In the book the authors show a similar function that reads a file line by line and they use it to enumerate over a csv file. The resulting syntax is extremely neat, but I'll let you buy the book and see it for yourself:)

Sunday, February 03, 2008

Never write a for loop again! Fun with Linq style extension methods.

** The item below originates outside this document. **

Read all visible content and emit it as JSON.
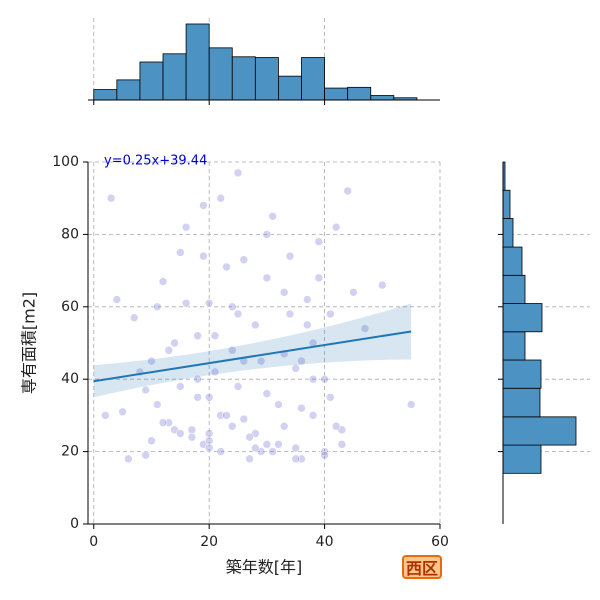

One of the things I like about Ruby is the range operator. In most C style languages in order to create a list of  numbers you would usually use a for loop like this:

List<int> numbers = new List<int>();
for (int i = 0; i < 10; i++)
{
    numbers.Add(i);
}
int[] myArray = numbers.ToArray();

But in Ruby you just write this:

myArray = o..9.to_a

But now with extension methods and custom iterators we can do the same thing in C#. Here's a little extension method 'To':

public static IEnumerable<int> To(this int initialValue, int maxValue)
{
    for (int i = initialValue; i <= maxValue; i++)
    {
        yield return i;
    }
}

You can use it like this:

1.To(10).WriteAll();

1 2 3 4 5 6 7 8 9 10

Note the WriteAll() method, that's an extension method too, it simply writes each item in the list to the console:

public static void WriteAll<T>(this IEnumerable<T> values)
{
    foreach (T value in values)
    {
        Console.Write("{0} ", value);
    }
    Console.WriteLine();
}

You can mix your custom extension methods with the built in Linq methods, let's count up to fifty in steps of ten:

1.To(5).Select(i => i * 10).WriteAll();

10 20 30 40 50

Or maybe just output some even numbers:

1.To(20).Where(i => i % 2 == 0).WriteAll();

2 4 6 8 10 12 14 16 18 20

Here's another extension method 'Each', it just applies a Lambda expression to each value:

public delegate void Func<T>(T value);

public static void Each<T>(this IEnumerable<T> values, Func<T> function)
{
    foreach (T value in values)
    {
        function(value);
    }
}

Let's use it to output a ten by ten square of zero to ninety nine:

0.To(9).Each(i => 0.To(9).Select(j => (i * 10) + j).WriteAll());

0 1 2 3 4 5 6 7 8 9 
10 11 12 13 14 15 16 17 18 19 
20 21 22 23 24 25 26 27 28 29 
30 31 32 33 34 35 36 37 38 39 
40 41 42 43 44 45 46 47 48 49 
50 51 52 53 54 55 56 57 58 59 
60 61 62 63 64 65 66 67 68 69 
70 71 72 73 74 75 76 77 78 79 
80 81 82 83 84 85 86 87 88 89 
90 91 92 93 94 95 96 97 98 99 

Now here's something really cool, and more than a little dangerous. Because chaining extension methods of IEnumerable<T> means that you're effectively building a decorator chain of enumerators, you don't actually execute every iteration unless you ask for it. This means we can write infinite loop generators and then bound them by only asking for some members. Best to demonstrate. Here's a method that returns an infinite number of integers (not really, it'll end with an exception at int.MaxValue):

public static IEnumerable<int> Integers
{
    get
    {
        int i = 0;
        while (true)
        {
            yield return i++;
        }
    }
}

We can use it with the built in Linq method 'Take'. For example here we are printing out zero to nine:

Numbers.Integers.Take(10).WriteAll();

0 1 2 3 4 5 6 7 8 9

And here is Five to Fifteen:

Numbers.Integers.Skip(5).Take(11).WriteAll();

5 6 7 8 9 10 11 12 13 14 15

Why is it dangerous? If you put any operation in the chain that simply iterates all the values you'll get an infinite loop. So you couldn't say:

Numbers.Integers.Reverse.Take(10).WriteAll();

Let's wrap up with an infinite Fibonacci series:

public static IEnumerable<int> Fibonacci
{
    get
    {
        int a = 0;
        int b = 1;
        int t = 0;

        yield return a;
        yield return b;

        while (true)
        {
            yield return t = a + b;
            a = b;
            b = t;
        }
    }
}

And use it to print out the first ten Fibonacci numbers:

Numbers.Fibonacci.Take(10).WriteAll();

0 1 1 2 3 5 8 13 21 34

I'm really enjoying learning the possibilities of Linq style extension methods. It makes C# feel much more like a functional language and let's you write in a nicer declarative style. If I've tickled your interest, check out Wes Dyer's blog. Here he writes an ASCII art program using Linq. Nice!